基金supported by the Natural Science Foundation of Tianjin (Grant No. 09ZCGYSF00400)the National Key-Projects of Water Pollu-tion Control and Prevention (Grant No. 2009ZX07209-001)+1 种基金the Com-monweal Projects Specific for Scientific Research of the Ministry of Water Conservancy of China (Grant No. 200801135)the National Natural Science Foundation of China (Grant No. 50479034)
文摘Based on the previous work on the transport-transformation of heavy metal pollutants in fluvial rivers, this paper presented the formulation of a two-dimensional model to describe heavy metal transport-transformation in fluvial rivers by considering basic principles of environmental chemistry, hydraulics, mechanics of sediment transport and recent developments along with three very simplified test cases. The model consists of water flow governing equations, sediment transport governing equations, transport-transformation equation of heavy metal pollutants, and convection-diffusion equations of adsorption-desorption kinetics of particulate heavy metal concentrations on suspended load, bed load and bed sediment. The heavy metal transport-transformation equation is basically a mass balance equation, which demonstrates how sediment transport affects transport-transformation of heavy metals in fluvial rivers.

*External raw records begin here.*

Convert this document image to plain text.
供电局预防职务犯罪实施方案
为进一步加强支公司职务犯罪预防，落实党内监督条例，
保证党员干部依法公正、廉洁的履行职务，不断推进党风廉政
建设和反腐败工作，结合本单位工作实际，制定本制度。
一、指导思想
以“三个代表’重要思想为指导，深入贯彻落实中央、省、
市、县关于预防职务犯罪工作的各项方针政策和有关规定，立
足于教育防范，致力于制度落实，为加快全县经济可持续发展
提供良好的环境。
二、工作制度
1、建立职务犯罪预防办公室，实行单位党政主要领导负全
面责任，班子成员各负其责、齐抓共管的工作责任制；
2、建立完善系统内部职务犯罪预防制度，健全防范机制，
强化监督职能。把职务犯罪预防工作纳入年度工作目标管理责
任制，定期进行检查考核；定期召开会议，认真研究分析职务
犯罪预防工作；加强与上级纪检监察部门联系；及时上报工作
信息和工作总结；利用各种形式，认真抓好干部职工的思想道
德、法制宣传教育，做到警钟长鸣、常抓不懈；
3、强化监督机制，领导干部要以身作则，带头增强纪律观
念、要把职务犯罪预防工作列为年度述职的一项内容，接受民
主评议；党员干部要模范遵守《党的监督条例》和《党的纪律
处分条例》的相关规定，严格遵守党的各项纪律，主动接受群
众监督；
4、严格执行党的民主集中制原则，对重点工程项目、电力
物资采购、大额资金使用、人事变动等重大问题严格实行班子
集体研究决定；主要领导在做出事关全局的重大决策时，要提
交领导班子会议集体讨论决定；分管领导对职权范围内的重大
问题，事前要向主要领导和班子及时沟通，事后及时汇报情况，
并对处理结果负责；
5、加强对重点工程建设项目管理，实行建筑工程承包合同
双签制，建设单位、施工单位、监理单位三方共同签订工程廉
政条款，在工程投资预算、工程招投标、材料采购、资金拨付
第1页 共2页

The convection-diffusion equations of adsorption-desorption kinetics of heavy metals, being an extension of batch reactor experimental results and a major advancement of the previous work, take both physical transport, i.e. convection and diffusion and chemical reactions, i.e. adsorption-desorption into account. Effects of sediment transport on heavy metal transport-transformation were clarified through three examples. Specifically, the transport-transformation of heavy metals in a steady, uniform and equilibrium sediment-laden flow was calculated by applying this model, and results were shown to be rational. Both theoretical analysis and numerical simulation indicated that the transport-transformation of heavy metals in sediment-laden flows with clay-enriched riverbed possesses not only the generality of common tracer pollutants, but also characteristics of transport-transformation induced by sediment motion. Future work will be conducted to present validation/application of the model with available data.